Avec les accords cadre de Lomé (ACL) signés en juillet 1999, les deux camps s’étaient engagés à organiser des élections législatives anticipées. Trois ans plus tard, cette consultation n’a toujours pas eu lieu. Deux dates, deux reports, chaque camp accusant l’autre de tout faire pour empêcher la tenue du scrutin.

Autre engagement à l’époque: le retrait du président Eyadéma, dans sa 36ème année de pouvoir, lors de la présidentielle de 2003, au terme de deux mandats conformément à la constitution.

Le chef de l’Etat a assuré à plusieurs reprises qu’il partirait en 2003, mais des déclarations de certains ténors de la « mouvance présidentielle » ont laissé planer un doute.

Le président Eyadéma a sans cesse affirmé sa volonté d’organiser les législatives « dans les meilleurs délais », mais entre-temps la donne a changé.

En février, le Parlement, dominé par la mouvance présidentielle, a voté à l’unanimité un projet de modification du code électoral et du fonctionnement de la Commission Electorale Nationale Indépendante (CENI), qui elle-même, victime de paralysie, a été remplacée par une commission de sept magistrats, au grand dam de l’opposition.

« Les choses sont claires: nous n’irons pas à des élections avec un code taillé sur mesure. Ces élections doivent avoir lieu, mais sur la base de ce qui a été convenu avec l’accord cadre », a déclaré à l’AFP Yawovi Agboyibo, chef d’une des principales formations d’opposition, le Comité d’action pour le renouveau (CAR).
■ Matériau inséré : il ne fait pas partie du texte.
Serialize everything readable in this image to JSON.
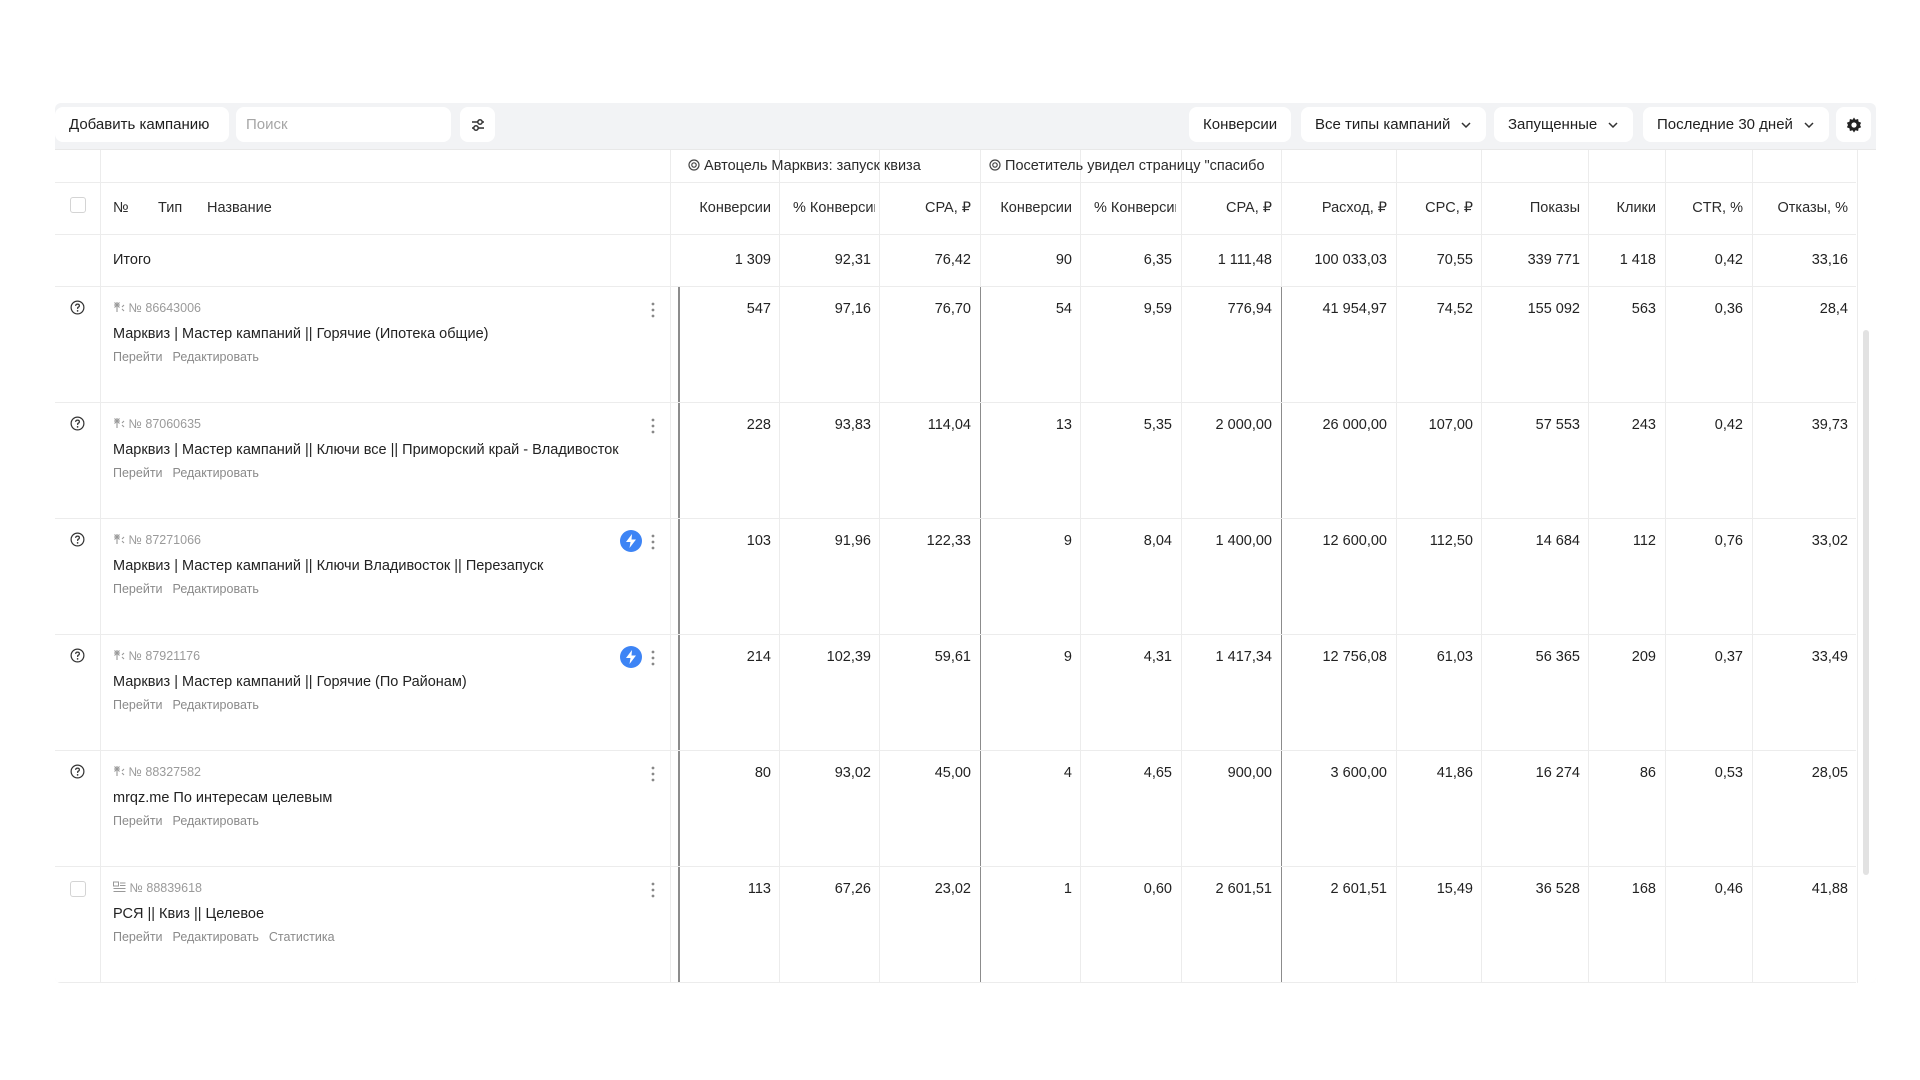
{
  "toolbar": {
    "add_campaign": "Добавить кампанию",
    "search_placeholder": "Поиск",
    "conversions": "Конверсии",
    "campaign_types": "Все типы кампаний",
    "status": "Запущенные",
    "period": "Последние 30 дней"
  },
  "table": {
    "group1": "Автоцель Марквиз: запуск квиза",
    "group2": "Посетитель увидел страницу \"спасибо",
    "headers": {
      "no": "№",
      "type": "Тип",
      "name": "Название",
      "conv1": "Конверсии",
      "pconv1": "% Конверсий",
      "cpa1": "CPA, ₽",
      "conv2": "Конверсии",
      "pconv2": "% Конверсий",
      "cpa2": "CPA, ₽",
      "spend": "Расход, ₽",
      "cpc": "CPC, ₽",
      "impr": "Показы",
      "clicks": "Клики",
      "ctr": "CTR, %",
      "bounce": "Отказы, %"
    },
    "total": {
      "label": "Итого",
      "conv1": "1 309",
      "pconv1": "92,31",
      "cpa1": "76,42",
      "conv2": "90",
      "pconv2": "6,35",
      "cpa2": "1 111,48",
      "spend": "100 033,03",
      "cpc": "70,55",
      "impr": "339 771",
      "clicks": "1 418",
      "ctr": "0,42",
      "bounce": "33,16"
    },
    "links": {
      "go": "Перейти",
      "edit": "Редактировать",
      "stats": "Статистика"
    },
    "rows": [
      {
        "id": "№ 86643006",
        "name": "Марквиз | Мастер кампаний || Горячие (Ипотека общие)",
        "conv1": "547",
        "pconv1": "97,16",
        "cpa1": "76,70",
        "conv2": "54",
        "pconv2": "9,59",
        "cpa2": "776,94",
        "spend": "41 954,97",
        "cpc": "74,52",
        "impr": "155 092",
        "clicks": "563",
        "ctr": "0,36",
        "bounce": "28,4"
      },
      {
        "id": "№ 87060635",
        "name": "Марквиз | Мастер кампаний || Ключи все || Приморский край - Владивосток",
        "conv1": "228",
        "pconv1": "93,83",
        "cpa1": "114,04",
        "conv2": "13",
        "pconv2": "5,35",
        "cpa2": "2 000,00",
        "spend": "26 000,00",
        "cpc": "107,00",
        "impr": "57 553",
        "clicks": "243",
        "ctr": "0,42",
        "bounce": "39,73"
      },
      {
        "id": "№ 87271066",
        "name": "Марквиз | Мастер кампаний || Ключи Владивосток || Перезапуск",
        "conv1": "103",
        "pconv1": "91,96",
        "cpa1": "122,33",
        "conv2": "9",
        "pconv2": "8,04",
        "cpa2": "1 400,00",
        "spend": "12 600,00",
        "cpc": "112,50",
        "impr": "14 684",
        "clicks": "112",
        "ctr": "0,76",
        "bounce": "33,02"
      },
      {
        "id": "№ 87921176",
        "name": "Марквиз | Мастер кампаний || Горячие (По Районам)",
        "conv1": "214",
        "pconv1": "102,39",
        "cpa1": "59,61",
        "conv2": "9",
        "pconv2": "4,31",
        "cpa2": "1 417,34",
        "spend": "12 756,08",
        "cpc": "61,03",
        "impr": "56 365",
        "clicks": "209",
        "ctr": "0,37",
        "bounce": "33,49"
      },
      {
        "id": "№ 88327582",
        "name": "mrqz.me По интересам целевым",
        "conv1": "80",
        "pconv1": "93,02",
        "cpa1": "45,00",
        "conv2": "4",
        "pconv2": "4,65",
        "cpa2": "900,00",
        "spend": "3 600,00",
        "cpc": "41,86",
        "impr": "16 274",
        "clicks": "86",
        "ctr": "0,53",
        "bounce": "28,05"
      },
      {
        "id": "№ 88839618",
        "name": "РСЯ || Квиз || Целевое",
        "conv1": "113",
        "pconv1": "67,26",
        "cpa1": "23,02",
        "conv2": "1",
        "pconv2": "0,60",
        "cpa2": "2 601,51",
        "spend": "2 601,51",
        "cpc": "15,49",
        "impr": "36 528",
        "clicks": "168",
        "ctr": "0,46",
        "bounce": "41,88"
      }
    ]
  }
}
Les « facilitateurs » (Allemagne, France, Union Européenne) ont jeté l’éponge le 31 mai, laissant désormais seul pour cette « mission impossible » un délégué de l’Organisation de la Francophonie.

« Les facilitateurs ont au moins atteint un objectif: ramener le calme et permettre un dialogue au sein d’une classe politique qui en avait perdu l’habitude depuis des années », tempère un diplomate.

Il est vrai que la dernière cohabitation pouvoir-opposition au début des années 1990 s’était terminée dans la cacophonie et avec les chars dans la rue.

Les deux camps se sont bien retrouvés début mai à Paris, pour faire une nouvelle fois le même constat de désaccord.

« Le président Eyadéma a manipulé la facilitation, il n’a accepté ce dialogue que pour calmer le jeu, et une fois qu’il a atteint le résultat qu’il voulait, il a été le premier à en souhaiter la fin », estime Me Agboyibo.

Un des principaux partis d’opposition, la Convergence patriotique panafricaine (CPP), vient toutefois de se prononcer pour la participation aux législatives et appelé les autres formations de l’opposition à faire de même « ne serait-ce que pour empêcher le RPT (Rassemblement du Peuple Togolais, au pouvoir) » de monopoliser le pouvoir.

Et le pouvoir continue pour sa part d’accuser l’opposition de renâcler à se soumettre au verdict des urnes par peur d’une défaite.